"Men are Unnecessary" could have been a headline for yesterday's New York Times, what with the lead Style section piece on womyn's land in Georgia and a companion piece in the magazine, 2 Kids+0 Husband=Family, about a tight group of 40-something co-parenting single moms, none of whom are dating and all of whom have daughters adopted from China. Both these articles followed a Home & Garden piece, Living Together, but Apart, about 2 older, single female artists creating a new shared live-work paradigm out of a pair of lofts. Did the editors just assume that no guys would be reading the paper on Superbowl Sunday? Or were they giving a little nudge to the beleaguered women in the kitchen stuck mashing the guacamole as their spouses slumped slack-jawed on the couch, beer in hand? "Pssst!" the NYT seemed to be saying. "There's another world out there, ladies. A place in the woods where you'll never have to shave your legs or watch car commercials ever again."
The womyn's land piece was pretty good, even if it did have Dr. Leakey-ish online headlines about "Lost Tribes of Lesbians." Personally, I don't think these women are lost; I think they know exactly where and why they're there.

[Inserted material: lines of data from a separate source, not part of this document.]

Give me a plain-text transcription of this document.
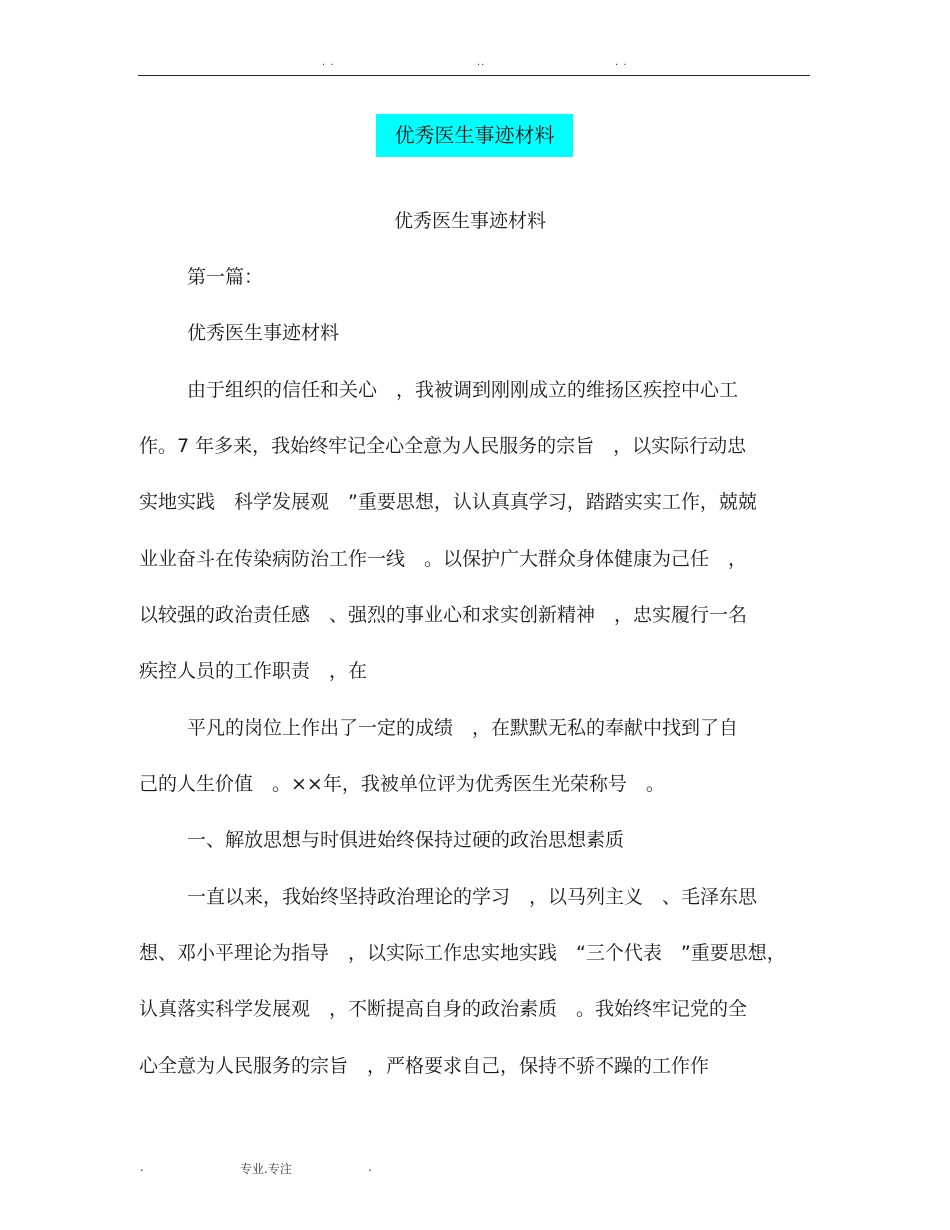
· ·	··	· ·
优秀医生事迹材料
优秀医生事迹材料
第一篇：
优秀医生事迹材料
由于组织的信任和关心　，我被调到刚刚成立的维扬区疾控中心工
作。7 年多来，我始终牢记全心全意为人民服务的宗旨　，以实际行动忠
实地实践　科学发展观　”重要思想，认认真真学习，踏踏实实工作，兢兢
业业奋斗在传染病防治工作一线　。以保护广大群众身体健康为己任　，
以较强的政治责任感　、强烈的事业心和求实创新精神　，忠实履行一名
疾控人员的工作职责　，在
平凡的岗位上作出了一定的成绩　，在默默无私的奉献中找到了自
己的人生价值　。××年，我被单位评为优秀医生光荣称号　。
一、解放思想与时俱进始终保持过硬的政治思想素质
一直以来，我始终坚持政治理论的学习　，以马列主义　、毛泽东思
想、邓小平理论为指导　，以实际工作忠实地实践　“三个代表　”重要思想，
认真落实科学发展观　，不断提高自身的政治素质　。我始终牢记党的全
心全意为人民服务的宗旨　，严格要求自己，保持不骄不躁的工作作
.	专业.专注	.
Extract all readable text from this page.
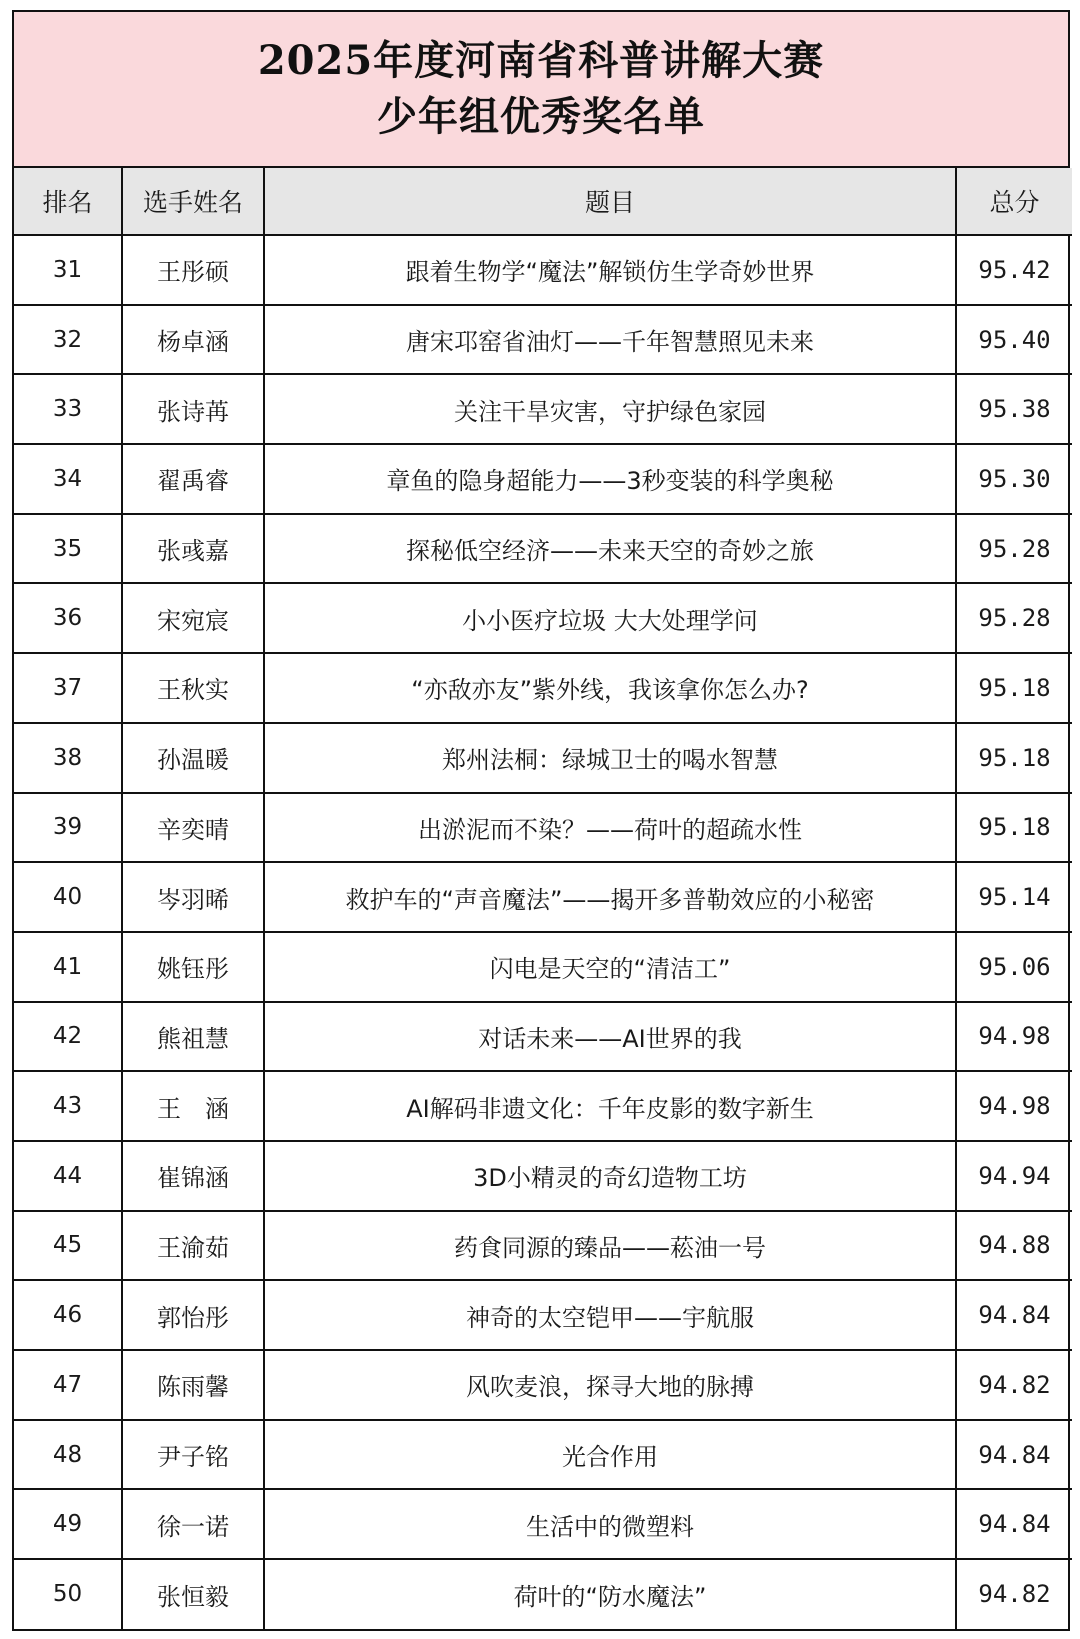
2025年度河南省科普讲解大赛
少年组优秀奖名单
排名	选手姓名	题目	总分
31	王彤硕	跟着生物学“魔法”解锁仿生学奇妙世界	95.42
32	杨卓涵	唐宋邛窑省油灯——千年智慧照见未来	95.40
33	张诗苒	关注干旱灾害，守护绿色家园	95.38
34	翟禹睿	章鱼的隐身超能力——3秒变装的科学奥秘	95.30
35	张彧嘉	探秘低空经济——未来天空的奇妙之旅	95.28
36	宋宛宸	小小医疗垃圾 大大处理学问	95.28
37	王秋实	“亦敌亦友”紫外线，我该拿你怎么办?	95.18
38	孙温暖	郑州法桐：绿城卫士的喝水智慧	95.18
39	辛奕晴	出淤泥而不染？——荷叶的超疏水性	95.18
40	岑羽晞	救护车的“声音魔法”——揭开多普勒效应的小秘密	95.14
41	姚钰彤	闪电是天空的“清洁工”	95.06
42	熊祖慧	对话未来——AI世界的我	94.98
43	王　涵	AI解码非遗文化：千年皮影的数字新生	94.98
44	崔锦涵	3D小精灵的奇幻造物工坊	94.94
45	王渝茹	药食同源的臻品——菘油一号	94.88
46	郭怡彤	神奇的太空铠甲——宇航服	94.84
47	陈雨馨	风吹麦浪，探寻大地的脉搏	94.82
48	尹子铭	光合作用	94.84
49	徐一诺	生活中的微塑料	94.84
50	张恒毅	荷叶的“防水魔法”	94.82
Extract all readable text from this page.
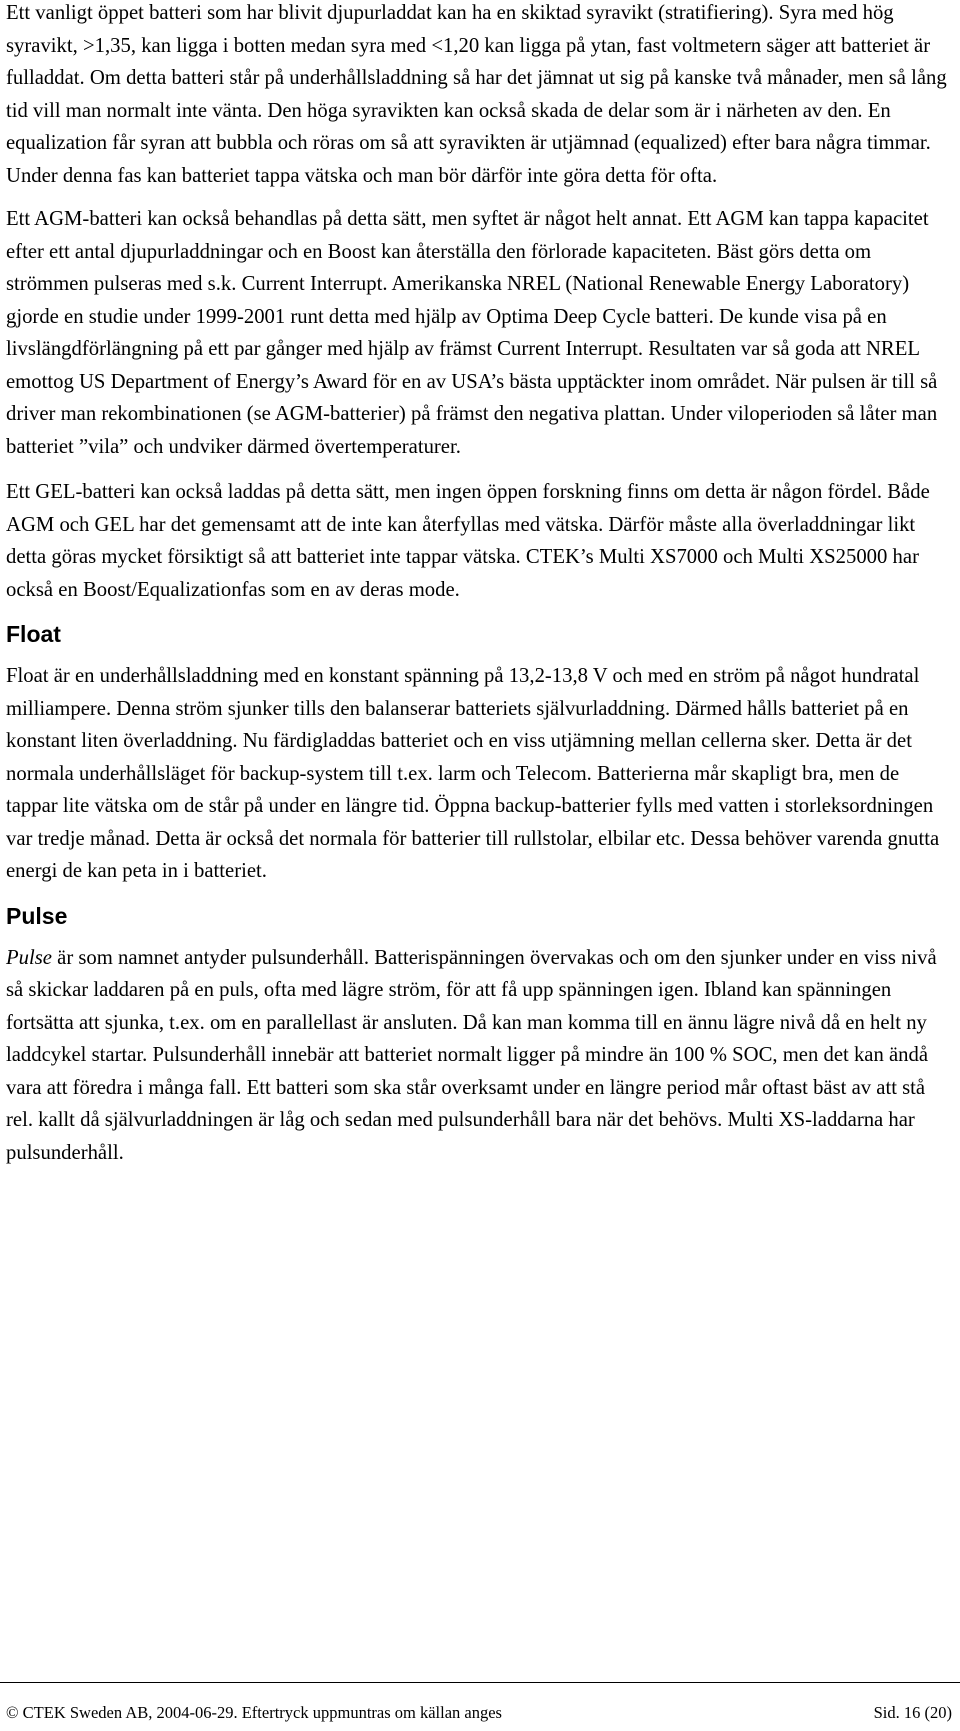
Ett vanligt öppet batteri som har blivit djupurladdat kan ha en skiktad syravikt (stratifiering). Syra med hög syravikt, >1,35, kan ligga i botten medan syra med <1,20 kan ligga på ytan, fast voltmetern säger att batteriet är fulladdat. Om detta batteri står på underhållsladdning så har det jämnat ut sig på kanske två månader, men så lång tid vill man normalt inte vänta. Den höga syravikten kan också skada de delar som är i närheten av den. En equalization får syran att bubbla och röras om så att syravikten är utjämnad (equalized) efter bara några timmar. Under denna fas kan batteriet tappa vätska och man bör därför inte göra detta för ofta.

Ett AGM-batteri kan också behandlas på detta sätt, men syftet är något helt annat. Ett AGM kan tappa kapacitet efter ett antal djupurladdningar och en Boost kan återställa den förlorade kapaciteten. Bäst görs detta om strömmen pulseras med s.k. Current Interrupt. Amerikanska NREL (National Renewable Energy Laboratory) gjorde en studie under 1999-2001 runt detta med hjälp av Optima Deep Cycle batteri. De kunde visa på en livslängdförlängning på ett par gånger med hjälp av främst Current Interrupt. Resultaten var så goda att NREL emottog US Department of Energy’s Award för en av USA’s bästa upptäckter inom området. När pulsen är till så driver man rekombinationen (se AGM-batterier) på främst den negativa plattan. Under viloperioden så låter man batteriet ”vila” och undviker därmed övertemperaturer.

Ett GEL-batteri kan också laddas på detta sätt, men ingen öppen forskning finns om detta är någon fördel. Både AGM och GEL har det gemensamt att de inte kan återfyllas med vätska. Därför måste alla överladdningar likt detta göras mycket försiktigt så att batteriet inte tappar vätska. CTEK’s Multi XS7000 och Multi XS25000 har också en Boost/Equalizationfas som en av deras mode.

Float

Float är en underhållsladdning med en konstant spänning på 13,2-13,8 V och med en ström på något hundratal milliampere. Denna ström sjunker tills den balanserar batteriets självurladdning. Därmed hålls batteriet på en konstant liten överladdning. Nu färdigladdas batteriet och en viss utjämning mellan cellerna sker. Detta är det normala underhållsläget för backup-system till t.ex. larm och Telecom. Batterierna mår skapligt bra, men de tappar lite vätska om de står på under en längre tid. Öppna backup-batterier fylls med vatten i storleksordningen var tredje månad. Detta är också det normala för batterier till rullstolar, elbilar etc. Dessa behöver varenda gnutta energi de kan peta in i batteriet.

Pulse

Pulse är som namnet antyder pulsunderhåll. Batterispänningen övervakas och om den sjunker under en viss nivå så skickar laddaren på en puls, ofta med lägre ström, för att få upp spänningen igen. Ibland kan spänningen fortsätta att sjunka, t.ex. om en parallellast är ansluten. Då kan man komma till en ännu lägre nivå då en helt ny laddcykel startar. Pulsunderhåll innebär att batteriet normalt ligger på mindre än 100 % SOC, men det kan ändå vara att föredra i många fall. Ett batteri som ska står overksamt under en längre period mår oftast bäst av att stå rel. kallt då självurladdningen är låg och sedan med pulsunderhåll bara när det behövs. Multi XS-laddarna har pulsunderhåll.

© CTEK Sweden AB, 2004-06-29. Eftertryck uppmuntras om källan anges	Sid. 16 (20)
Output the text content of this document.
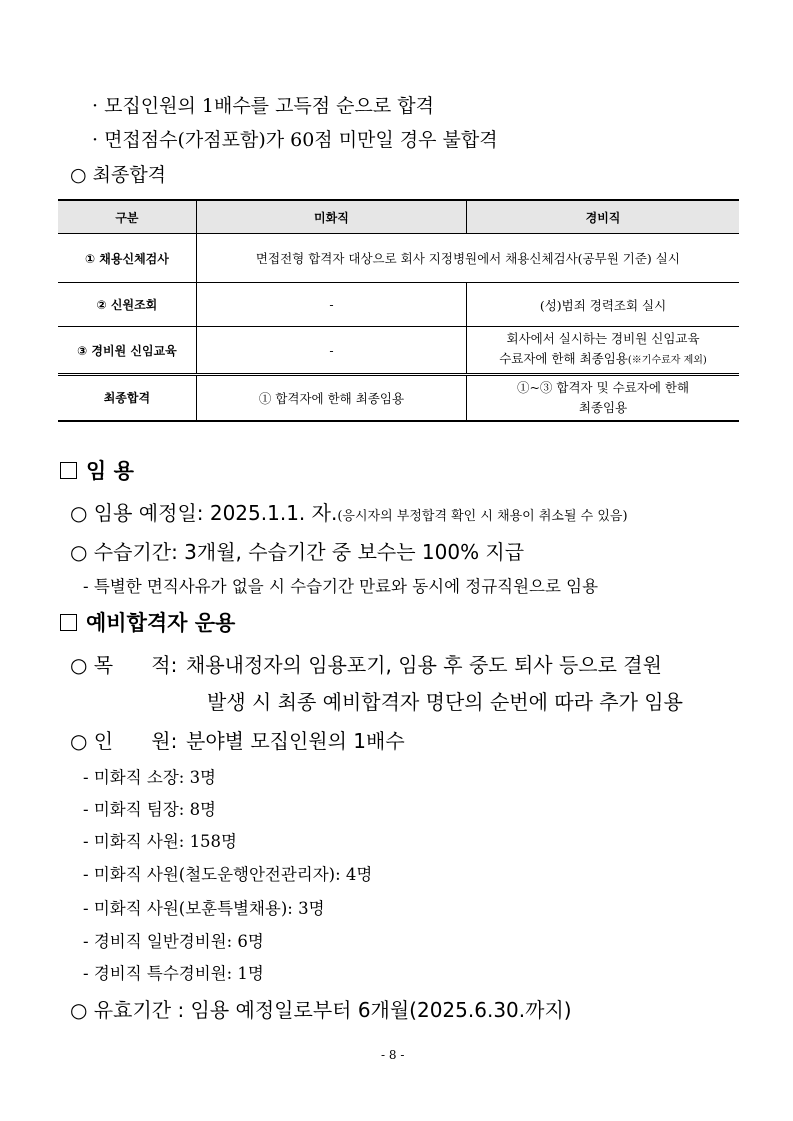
· 모집인원의 1배수를 고득점 순으로 합격
· 면접점수(가점포함)가 60점 미만일 경우 불합격
○ 최종합격
구분	미화직	경비직
① 채용신체검사	면접전형 합격자 대상으로 회사 지정병원에서 채용신체검사(공무원 기준) 실시	
② 신원조회	-	(성)범죄 경력조회 실시
③ 경비원 신임교육	-	회사에서 실시하는 경비원 신임교육
수료자에 한해 최종임용(※기수료자 제외)

최종합격	① 합격자에 한해 최종임용	①~③ 합격자 및 수료자에 한해
최종임용
임 용
○ 임용 예정일: 2025.1.1. 자.(응시자의 부정합격 확인 시 채용이 취소될 수 있음)
○ 수습기간: 3개월, 수습기간 중 보수는 100% 지급
- 특별한 면직사유가 없을 시 수습기간 만료와 동시에 정규직원으로 임용
예비합격자 운용
○ 목      적: 채용내정자의 임용포기, 임용 후 중도 퇴사 등으로 결원
발생 시 최종 예비합격자 명단의 순번에 따라 추가 임용
○ 인      원: 분야별 모집인원의 1배수
- 미화직 소장: 3명
- 미화직 팀장: 8명
- 미화직 사원: 158명
- 미화직 사원(철도운행안전관리자): 4명
- 미화직 사원(보훈특별채용): 3명
- 경비직 일반경비원: 6명
- 경비직 특수경비원: 1명
○ 유효기간 : 임용 예정일로부터 6개월(2025.6.30.까지)
- 8 -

But it was great to see pictures of fabulously wrinkled and white-haired old lezzies (having, natch, a potluck) in place of the usual whiny fluff about Botox and bridesmaids. And just to see even a little lesbian-separatist herstory in something as mainstream as the NYT is really, really cool.
The co-parenting piece was intriguing, as was the Thursday piece about the artist pals who created separate, but still joined, live-work spaces for themselves in a Tribeca loft. (What was especially intriguing was that although the loft was bought outright by the more affluent friend, both women supposedly had equal say in how their spaces were redesigned, including a poshly outfitted kitchen for the non-owner (the owner herself had be talked into having even a minimal kitchen; a microwave and a coffee maker are all she uses.) The financial breakdown--who paid for that fancy stove?--wasn't detailed, except to say that the women had talked everything through but had little in writing. Presumably, the non-owning friend pays rent, but how do you make renovation demands/requests when you're not footing the bill?) Still, it's encouraging to think of the different options out there beyond the usual Noah's Ark couplings.
(Well, I could dig into this much deeper, but alas, deadlines loom, and I have a cold and much need for tea and really spicy Thai chicken soup. More to come!)